Monday, August 11, 2008
By Riad Kahwaji - Staff writer
Posted : Monday Aug 11, 2008 9:37:37 EDT
DUBAI — The situation in Iraq has improved over the past year, but Iraqi security forces and military are not ready for multinational forces to leave, said Hussein Safa, Iraq’s deputy national security adviser.
“I think by 2012-13, Iraqi military and police would be capable of handling the internal situation on their own,” Safa said. “But as for external threats, Iraq will need to depend on the presence of U.S. forces, especially air and land forces, for a longer time.”
He declined to elaborate.
Abdelwahab al-Qassab, a de¬fense analyst and a retired Iraqi navy rear admiral, said the Iraqi police and army lack sufficient logistical capabilities and firepower.
“There must be more internal reforms within the security and military establishments, more training and better quality arms and equipment,” he said.
Al-Qassab said Iraqi forces were being equipped with old and obsolete arms and equipment when they really need more helicopters, better logistics and a wider communications network.
“I believe if there [were] faster efforts to properly arm and train the military and police,” he said, “they will be ready to operate independent of any U.S. support within three years.”
Violence is down in Iraq. July saw 11 U.S. troops killed in Iraq, fewer than any month since March 2004.
The month also saw the departure of the last of the five so-called “surge” brigades, leaving about 140,000 American troops in the country.
“Al-Qaida is on the run and armed militias have been hit hard,” Safa said.
For the first time since the U.S. invasion of Iraq brought down the Baath Party regime in 2003, “the initiative is in the hands of the Iraqi government.”
This is a result of three main factors, many Iraqi analysts say: the extra troops provided by the U.S. surge, a more aggressive approach by the Iraqi military and government in dealing with armed groups, and a shift in public opinion against nongovernment fighters.
“There is a great deal of progress on the ground that is mostly due to the changed perception of the Iraqi people of the insurgency or militias,” al-Qassab said.
“The Sunnis became sick of the actions of the al-Qaida and extremist groups and turned against them in the Anbar province and other areas, and on the other side, the Shiites could no longer tolerate the terror of Iranian-backed Shiite militias like the Mahdi Army of Muqtada al-Sadr.”

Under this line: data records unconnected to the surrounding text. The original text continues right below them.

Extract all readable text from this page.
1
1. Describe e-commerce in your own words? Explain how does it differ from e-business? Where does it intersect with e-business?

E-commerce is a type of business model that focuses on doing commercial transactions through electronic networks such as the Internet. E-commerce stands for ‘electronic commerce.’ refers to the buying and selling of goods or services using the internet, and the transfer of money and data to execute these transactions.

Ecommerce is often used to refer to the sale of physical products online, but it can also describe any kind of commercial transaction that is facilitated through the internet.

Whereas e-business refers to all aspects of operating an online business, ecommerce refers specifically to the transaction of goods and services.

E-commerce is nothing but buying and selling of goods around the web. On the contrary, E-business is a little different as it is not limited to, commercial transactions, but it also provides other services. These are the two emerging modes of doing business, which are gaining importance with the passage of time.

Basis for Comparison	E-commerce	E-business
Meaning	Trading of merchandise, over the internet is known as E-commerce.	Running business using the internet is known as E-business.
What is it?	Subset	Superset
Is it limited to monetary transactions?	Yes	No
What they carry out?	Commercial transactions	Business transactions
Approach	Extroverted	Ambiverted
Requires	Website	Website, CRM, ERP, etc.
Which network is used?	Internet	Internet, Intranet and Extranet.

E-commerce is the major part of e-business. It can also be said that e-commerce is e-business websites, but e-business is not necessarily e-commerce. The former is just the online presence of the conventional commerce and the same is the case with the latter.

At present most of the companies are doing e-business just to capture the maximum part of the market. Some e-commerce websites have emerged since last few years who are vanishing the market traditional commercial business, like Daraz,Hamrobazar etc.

Iraqi Prime Minister Nouri al-Maliki’s efforts to mend relations with Sunni political parties and bring them back into the government will help the situation, some Iraqi analysts said.
But they also said the Iraqi government must quickly disband militias, then find jobs for insurgents who lay down their arms.
The U.S. and Iraq have yet to define the short- and long-term role and number of U.S. forces in Iraq, a hot issue in the American presidential campaign.
Candidates’ plans
Presidential candidate Sen. Barack Obama, D-Ill., has said he intends to bring combat troops home by mid-2010. Republican candidate Sen. John McCain of Arizona has long called for keeping troops in Iraq as long as they are needed — 100 years or more if necessary — but more recently endorsed Maliki’s suggestion that troops could withdraw as soon as mid-2010, depending on the situation.
Safa said the official Iraqi government position is that there should be a time limit for the presence of U.S. troops in the country, but a period is not yet set.
Army Gen. David Petraeus, the top U.S. military commander in Iraq, has said that he will consider further withdrawals this fall.